Likud Official: Primary Results ‘Problematic,’ Recount Needed

YERUSHALAYIM
likud
Likud campaign posters outside a polling station in Yerushalayim on primary day. (Noam Revkin Fenton/Flash90)

A report on Hadashot News that last week’s primary election in the Likud may have been tainted has prompted the Likud’s chief counsel, Shai Galili, to demand a formal recount of the results. If the party refuses, he wrote in an angry letter to party officials, he will file a complaint with the party’s arbitration committee and demand that the primary’s results be invalidated.

The report Sunday night said that there were “significant inconsistencies” between the results of the balloting and the actual ballot record. For example, the report said, in the town of Mitzpe Yericho the Likud has 153 registered members, but MK Ofir Akunis got 229 votes there. In Bnei Brak, 334 Likud members voted, but Culture Miri Regev got 436 votes. In Kiryat Malachi, party records show 516 members, but MK Yoav Galant got 780 votes.

In his letter, Galili said that he could “find no explanation for these radical inconsistencies between the ‘actual’ results and the numbers on record regarding the candidates. It’s possible the whole issue is a computer problem, but it’s also possible this was done on purpose.

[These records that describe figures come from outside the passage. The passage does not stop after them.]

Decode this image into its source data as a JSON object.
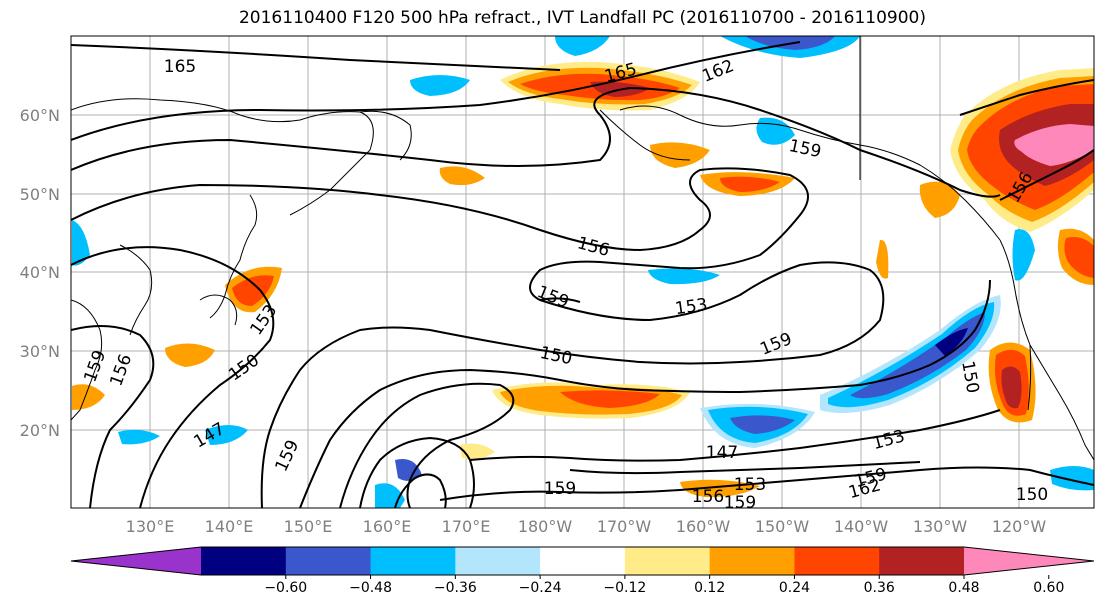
{
  "title": "2016110400 F120 500 hPa refract., IVT Landfall PC (2016110700 - 2016110900)",
  "lat_labels": [
    "60°N",
    "50°N",
    "40°N",
    "30°N",
    "20°N"
  ],
  "lon_labels": [
    "130°E",
    "140°E",
    "150°E",
    "160°E",
    "170°E",
    "180°W",
    "170°W",
    "160°W",
    "150°W",
    "140°W",
    "130°W",
    "120°W"
  ],
  "colorbar": {
    "colors": [
      "#9933cc",
      "#000080",
      "#3a57cc",
      "#00bfff",
      "#b3e5fc",
      "#ffffff",
      "#ffeb88",
      "#ffa000",
      "#ff4500",
      "#b22222",
      "#ff88bb"
    ],
    "labels": [
      "-0.60",
      "-0.48",
      "-0.36",
      "-0.24",
      "-0.12",
      "0.12",
      "0.24",
      "0.36",
      "0.48",
      "0.60"
    ]
  },
  "contour_labels": [
    {
      "text": "165"
    },
    {
      "text": "165"
    },
    {
      "text": "162"
    },
    {
      "text": "159"
    },
    {
      "text": "156"
    },
    {
      "text": "156"
    },
    {
      "text": "159"
    },
    {
      "text": "153"
    },
    {
      "text": "159"
    },
    {
      "text": "150"
    },
    {
      "text": "150"
    },
    {
      "text": "153"
    },
    {
      "text": "159"
    },
    {
      "text": "156"
    },
    {
      "text": "150"
    },
    {
      "text": "147"
    },
    {
      "text": "159"
    },
    {
      "text": "147"
    },
    {
      "text": "153"
    },
    {
      "text": "159"
    },
    {
      "text": "156"
    },
    {
      "text": "153"
    },
    {
      "text": "159"
    },
    {
      "text": "162"
    },
    {
      "text": "159"
    },
    {
      "text": "150"
    }
  ]
}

Either way, this is a serious issue, considering that no one involved in the ballot counting or on the Election Committee noticed that anything was wrong.”

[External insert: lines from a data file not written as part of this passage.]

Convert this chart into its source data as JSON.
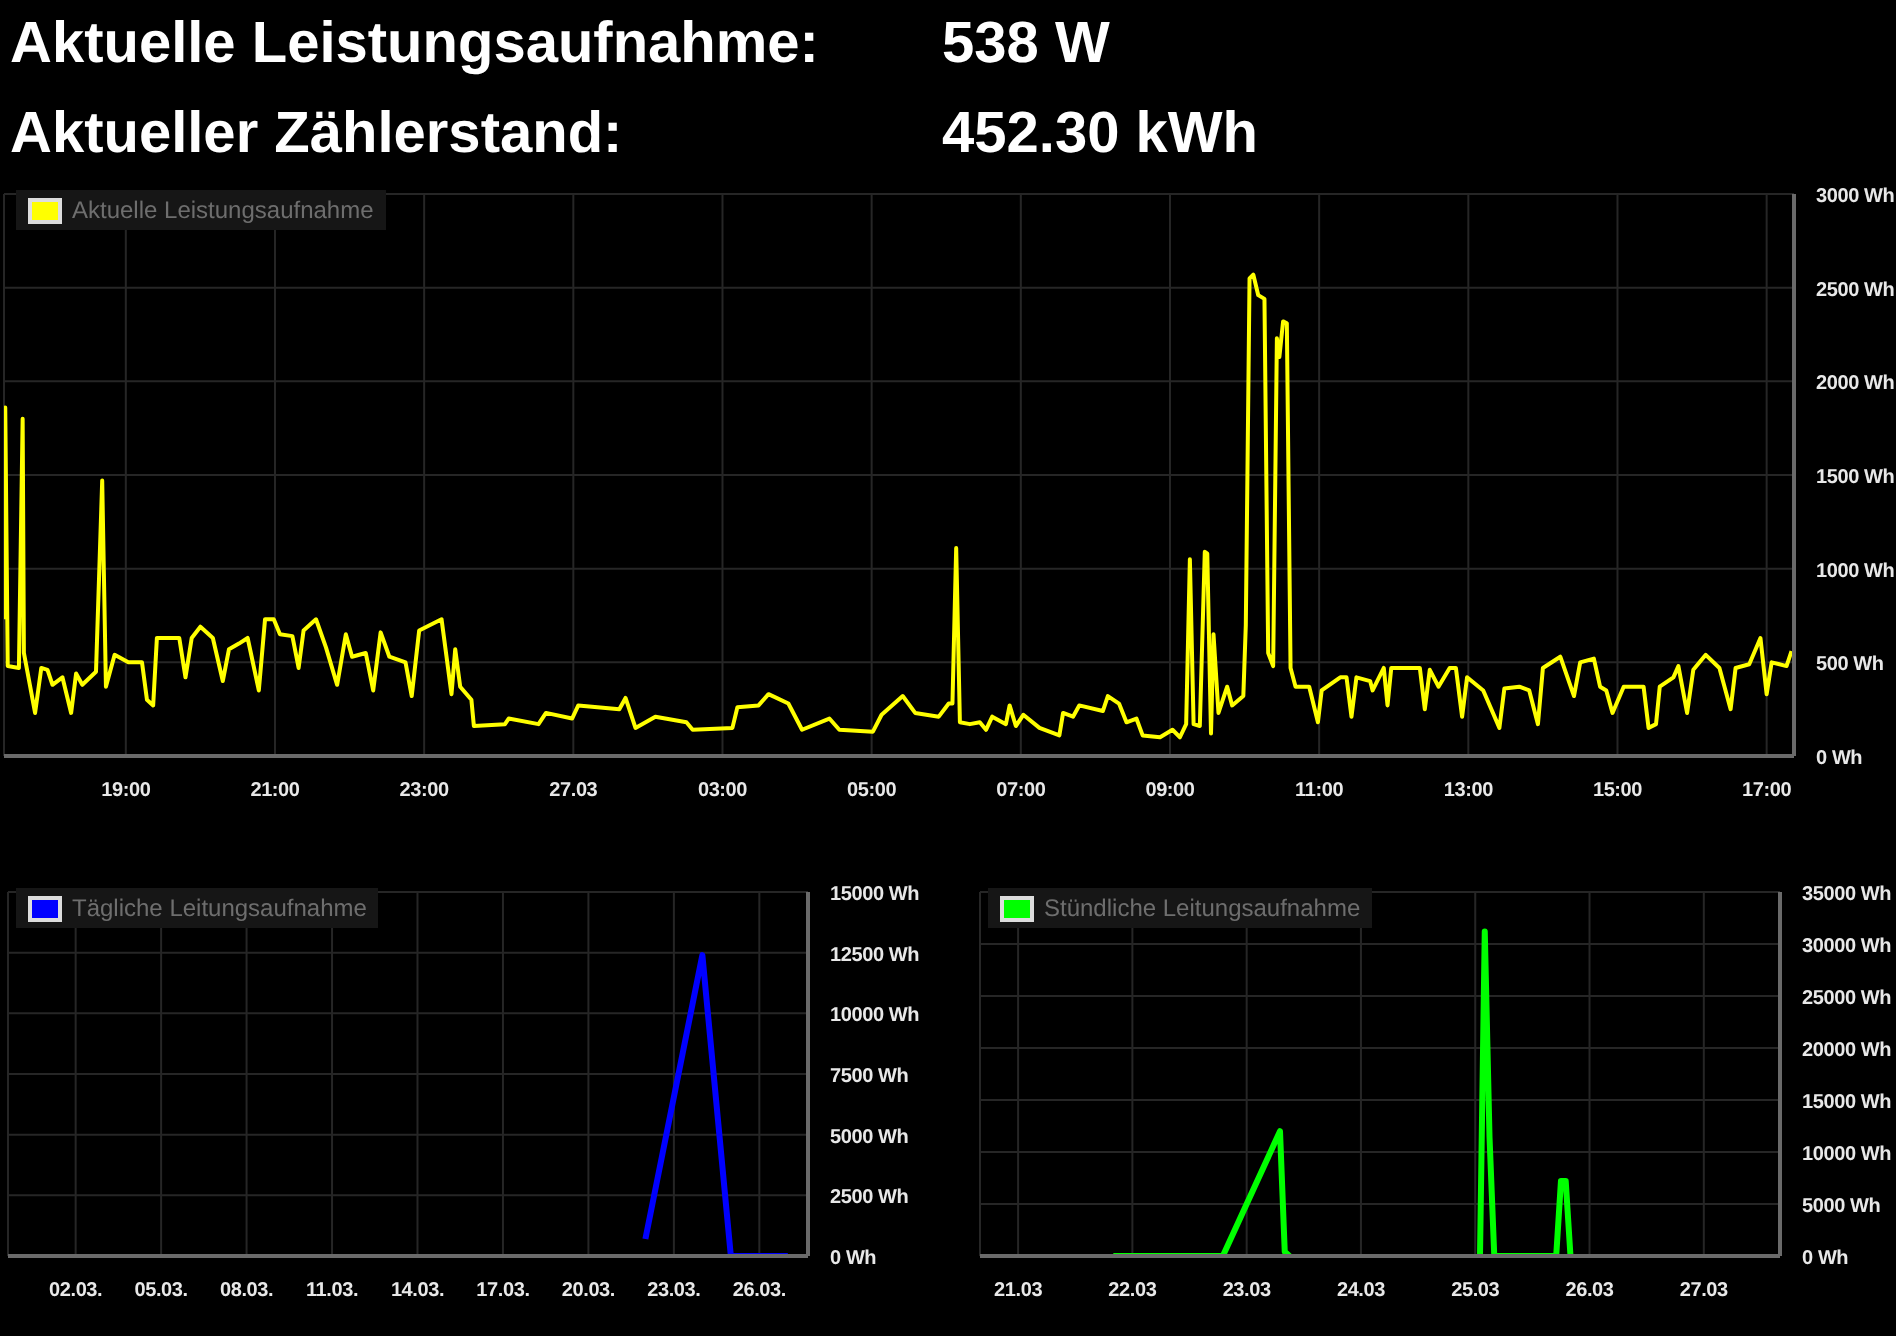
{
  "chart_data": [
    {
      "type": "other",
      "annotations": [
        "Aktuelle Leistungsaufnahme:",
        "538 W",
        "Aktueller Zählerstand:",
        "452.30 kWh"
      ]
    },
    {
      "type": "line",
      "grid": true,
      "legend": "top left",
      "xlim": [
        "--03-26T17:22",
        "--03-27T17:22"
      ],
      "ylim": [
        0,
        3000
      ],
      "xticks": [
        {
          "value": "--03-26T19:00",
          "label": "19:00"
        },
        {
          "value": "--03-26T21:00",
          "label": "21:00"
        },
        {
          "value": "--03-26T23:00",
          "label": "23:00"
        },
        {
          "value": "--03-27T01:00",
          "label": "27.03"
        },
        {
          "value": "--03-27T03:00",
          "label": "03:00"
        },
        {
          "value": "--03-27T05:00",
          "label": "05:00"
        },
        {
          "value": "--03-27T07:00",
          "label": "07:00"
        },
        {
          "value": "--03-27T09:00",
          "label": "09:00"
        },
        {
          "value": "--03-27T11:00",
          "label": "11:00"
        },
        {
          "value": "--03-27T13:00",
          "label": "13:00"
        },
        {
          "value": "--03-27T15:00",
          "label": "15:00"
        },
        {
          "value": "--03-27T17:00",
          "label": "17:00"
        }
      ],
      "yticks": [
        {
          "value": 0,
          "label": "0 Wh"
        },
        {
          "value": 500,
          "label": "500 Wh"
        },
        {
          "value": 1000,
          "label": "1000 Wh"
        },
        {
          "value": 1500,
          "label": "1500 Wh"
        },
        {
          "value": 2000,
          "label": "2000 Wh"
        },
        {
          "value": 2500,
          "label": "2500 Wh"
        },
        {
          "value": 3000,
          "label": "3000 Wh"
        }
      ],
      "series": [
        {
          "name": "Aktuelle Leistungsaufnahme",
          "color": "#ffff00",
          "x": [
            "--03-26T17:22",
            "--03-26T17:23",
            "--03-26T17:25",
            "--03-26T17:34",
            "--03-26T17:37",
            "--03-26T17:38",
            "--03-26T17:47",
            "--03-26T17:52",
            "--03-26T17:57",
            "--03-26T18:01",
            "--03-26T18:09",
            "--03-26T18:16",
            "--03-26T18:20",
            "--03-26T18:25",
            "--03-26T18:36",
            "--03-26T18:41",
            "--03-26T18:44",
            "--03-26T18:51",
            "--03-26T19:02",
            "--03-26T19:13",
            "--03-26T19:17",
            "--03-26T19:22",
            "--03-26T19:25",
            "--03-26T19:43",
            "--03-26T19:48",
            "--03-26T19:53",
            "--03-26T20:00",
            "--03-26T20:10",
            "--03-26T20:18",
            "--03-26T20:23",
            "--03-26T20:31",
            "--03-26T20:38",
            "--03-26T20:47",
            "--03-26T20:52",
            "--03-26T20:59",
            "--03-26T21:04",
            "--03-26T21:14",
            "--03-26T21:19",
            "--03-26T21:23",
            "--03-26T21:33",
            "--03-26T21:41",
            "--03-26T21:50",
            "--03-26T21:57",
            "--03-26T22:02",
            "--03-26T22:13",
            "--03-26T22:19",
            "--03-26T22:25",
            "--03-26T22:32",
            "--03-26T22:45",
            "--03-26T22:50",
            "--03-26T22:56",
            "--03-26T23:14",
            "--03-26T23:22",
            "--03-26T23:25",
            "--03-26T23:29",
            "--03-26T23:38",
            "--03-26T23:40",
            "--03-27T00:05",
            "--03-27T00:08",
            "--03-27T00:32",
            "--03-27T00:38",
            "--03-27T00:59",
            "--03-27T01:04",
            "--03-27T01:37",
            "--03-27T01:42",
            "--03-27T01:50",
            "--03-27T02:06",
            "--03-27T02:31",
            "--03-27T02:36",
            "--03-27T03:08",
            "--03-27T03:12",
            "--03-27T03:29",
            "--03-27T03:37",
            "--03-27T03:53",
            "--03-27T04:04",
            "--03-27T04:26",
            "--03-27T04:34",
            "--03-27T05:01",
            "--03-27T05:08",
            "--03-27T05:25",
            "--03-27T05:35",
            "--03-27T05:54",
            "--03-27T06:02",
            "--03-27T06:05",
            "--03-27T06:08",
            "--03-27T06:11",
            "--03-27T06:19",
            "--03-27T06:27",
            "--03-27T06:32",
            "--03-27T06:37",
            "--03-27T06:48",
            "--03-27T06:51",
            "--03-27T06:56",
            "--03-27T07:02",
            "--03-27T07:15",
            "--03-27T07:31",
            "--03-27T07:34",
            "--03-27T07:42",
            "--03-27T07:47",
            "--03-27T08:06",
            "--03-27T08:10",
            "--03-27T08:19",
            "--03-27T08:25",
            "--03-27T08:33",
            "--03-27T08:38",
            "--03-27T08:52",
            "--03-27T09:02",
            "--03-27T09:08",
            "--03-27T09:13",
            "--03-27T09:16",
            "--03-27T09:19",
            "--03-27T09:24",
            "--03-27T09:28",
            "--03-27T09:30",
            "--03-27T09:33",
            "--03-27T09:35",
            "--03-27T09:39",
            "--03-27T09:46",
            "--03-27T09:50",
            "--03-27T09:59",
            "--03-27T10:01",
            "--03-27T10:04",
            "--03-27T10:07",
            "--03-27T10:11",
            "--03-27T10:16",
            "--03-27T10:19",
            "--03-27T10:23",
            "--03-27T10:26",
            "--03-27T10:28",
            "--03-27T10:31",
            "--03-27T10:34",
            "--03-27T10:37",
            "--03-27T10:41",
            "--03-27T10:52",
            "--03-27T10:59",
            "--03-27T11:02",
            "--03-27T11:17",
            "--03-27T11:22",
            "--03-27T11:26",
            "--03-27T11:30",
            "--03-27T11:41",
            "--03-27T11:43",
            "--03-27T11:52",
            "--03-27T11:55",
            "--03-27T11:58",
            "--03-27T12:21",
            "--03-27T12:25",
            "--03-27T12:29",
            "--03-27T12:36",
            "--03-27T12:45",
            "--03-27T12:50",
            "--03-27T12:55",
            "--03-27T12:59",
            "--03-27T13:12",
            "--03-27T13:25",
            "--03-27T13:29",
            "--03-27T13:41",
            "--03-27T13:49",
            "--03-27T13:56",
            "--03-27T14:00",
            "--03-27T14:14",
            "--03-27T14:25",
            "--03-27T14:30",
            "--03-27T14:41",
            "--03-27T14:46",
            "--03-27T14:51",
            "--03-27T14:56",
            "--03-27T15:05",
            "--03-27T15:21",
            "--03-27T15:25",
            "--03-27T15:31",
            "--03-27T15:34",
            "--03-27T15:45",
            "--03-27T15:49",
            "--03-27T15:56",
            "--03-27T16:01",
            "--03-27T16:11",
            "--03-27T16:22",
            "--03-27T16:31",
            "--03-27T16:35",
            "--03-27T16:46",
            "--03-27T16:55",
            "--03-27T17:00",
            "--03-27T17:04",
            "--03-27T17:16",
            "--03-27T17:20"
          ],
          "values": [
            730,
            1860,
            480,
            470,
            1800,
            550,
            230,
            470,
            460,
            380,
            420,
            230,
            440,
            380,
            450,
            1470,
            370,
            540,
            500,
            500,
            300,
            270,
            630,
            630,
            420,
            630,
            690,
            630,
            400,
            570,
            600,
            630,
            350,
            730,
            730,
            650,
            640,
            470,
            670,
            730,
            580,
            380,
            650,
            530,
            550,
            350,
            660,
            530,
            500,
            320,
            670,
            730,
            330,
            570,
            370,
            300,
            160,
            170,
            200,
            170,
            230,
            200,
            270,
            250,
            310,
            150,
            210,
            180,
            140,
            150,
            260,
            270,
            330,
            280,
            140,
            200,
            140,
            130,
            220,
            320,
            230,
            210,
            280,
            280,
            1110,
            180,
            170,
            180,
            140,
            210,
            170,
            270,
            160,
            220,
            150,
            110,
            230,
            210,
            270,
            240,
            320,
            280,
            180,
            200,
            110,
            100,
            140,
            100,
            170,
            1050,
            170,
            160,
            1090,
            1080,
            120,
            650,
            230,
            370,
            270,
            320,
            700,
            2550,
            2570,
            2460,
            2440,
            550,
            480,
            2230,
            2130,
            2320,
            2310,
            470,
            370,
            370,
            180,
            350,
            420,
            420,
            210,
            420,
            400,
            350,
            470,
            270,
            470,
            470,
            250,
            460,
            370,
            470,
            470,
            210,
            420,
            350,
            150,
            360,
            370,
            350,
            170,
            470,
            530,
            320,
            500,
            520,
            370,
            350,
            230,
            370,
            370,
            150,
            170,
            370,
            420,
            480,
            230,
            460,
            540,
            470,
            250,
            470,
            490,
            630,
            330,
            500,
            480,
            560
          ]
        }
      ]
    },
    {
      "type": "line",
      "grid": true,
      "legend": "top left",
      "xlim": [
        "--02-27T15:00",
        "--03-27T17:00"
      ],
      "ylim": [
        0,
        15000
      ],
      "xticks": [
        {
          "value": "--03-02",
          "label": "02.03."
        },
        {
          "value": "--03-05",
          "label": "05.03."
        },
        {
          "value": "--03-08",
          "label": "08.03."
        },
        {
          "value": "--03-11",
          "label": "11.03."
        },
        {
          "value": "--03-14",
          "label": "14.03."
        },
        {
          "value": "--03-17",
          "label": "17.03."
        },
        {
          "value": "--03-20",
          "label": "20.03."
        },
        {
          "value": "--03-23",
          "label": "23.03."
        },
        {
          "value": "--03-26",
          "label": "26.03."
        }
      ],
      "yticks": [
        {
          "value": 0,
          "label": "0 Wh"
        },
        {
          "value": 2500,
          "label": "2500 Wh"
        },
        {
          "value": 5000,
          "label": "5000 Wh"
        },
        {
          "value": 7500,
          "label": "7500 Wh"
        },
        {
          "value": 10000,
          "label": "10000 Wh"
        },
        {
          "value": 12500,
          "label": "12500 Wh"
        },
        {
          "value": 15000,
          "label": "15000 Wh"
        }
      ],
      "series": [
        {
          "name": "Tägliche Leitungsaufnahme",
          "color": "#0000ff",
          "x": [
            "--03-22",
            "--03-24",
            "--03-25",
            "--03-26",
            "--03-27"
          ],
          "values": [
            700,
            12400,
            0,
            0,
            0
          ]
        }
      ]
    },
    {
      "type": "line",
      "grid": true,
      "legend": "top left",
      "xlim": [
        "--03-20T16:00",
        "--03-27T16:00"
      ],
      "ylim": [
        0,
        35000
      ],
      "xticks": [
        {
          "value": "--03-21",
          "label": "21.03"
        },
        {
          "value": "--03-22",
          "label": "22.03"
        },
        {
          "value": "--03-23",
          "label": "23.03"
        },
        {
          "value": "--03-24",
          "label": "24.03"
        },
        {
          "value": "--03-25",
          "label": "25.03"
        },
        {
          "value": "--03-26",
          "label": "26.03"
        },
        {
          "value": "--03-27",
          "label": "27.03"
        }
      ],
      "yticks": [
        {
          "value": 0,
          "label": "0 Wh"
        },
        {
          "value": 5000,
          "label": "5000 Wh"
        },
        {
          "value": 10000,
          "label": "10000 Wh"
        },
        {
          "value": 15000,
          "label": "15000 Wh"
        },
        {
          "value": 20000,
          "label": "20000 Wh"
        },
        {
          "value": 25000,
          "label": "25000 Wh"
        },
        {
          "value": 30000,
          "label": "30000 Wh"
        },
        {
          "value": 35000,
          "label": "35000 Wh"
        }
      ],
      "series": [
        {
          "name": "Stündliche Leitungsaufnahme",
          "color": "#00ff00",
          "x": [
            "--03-21T20:00",
            "--03-22T19:00",
            "--03-23T07:00",
            "--03-23T08:00",
            "--03-23T09:00",
            "--03-24T00:00",
            "--03-25T01:00",
            "--03-25T02:00",
            "--03-25T03:00",
            "--03-25T04:00",
            "--03-25T17:00",
            "--03-25T18:00",
            "--03-25T19:00",
            "--03-25T20:00"
          ],
          "values": [
            0,
            0,
            12000,
            400,
            0,
            null,
            0,
            31200,
            11400,
            0,
            0,
            7200,
            7200,
            0
          ]
        }
      ]
    }
  ]
}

Giving credence to the “glitch” theory, Galili wrote that “the errors may stem from the fact that the numbers were recorded by numerous hired workers, and those who did the counting were unable to supervise the data input.” That method of recording the data itself is an issue that needs to be corrected, he said, adding that in any event, it was clear that the results of the primary as they stand are incorrect, and a thorough recount is needed. He noted that he had no authority to order that recount, but if it was not done voluntarily, he would take steps to make sure it happened.

A total of 67,719 people voted in the Likud primary, constituting a 58 percent turnout. Knesset Speaker Yuli Edelstein was the biggest vote-getter, placing him second on the list behind Prime Minister Binyamin Netanyahu. He is followed by Transportation Minister Yisrael Katz, Science Minister Gilad Erdan, returning Likud member Gideon Sa’ar and Regev.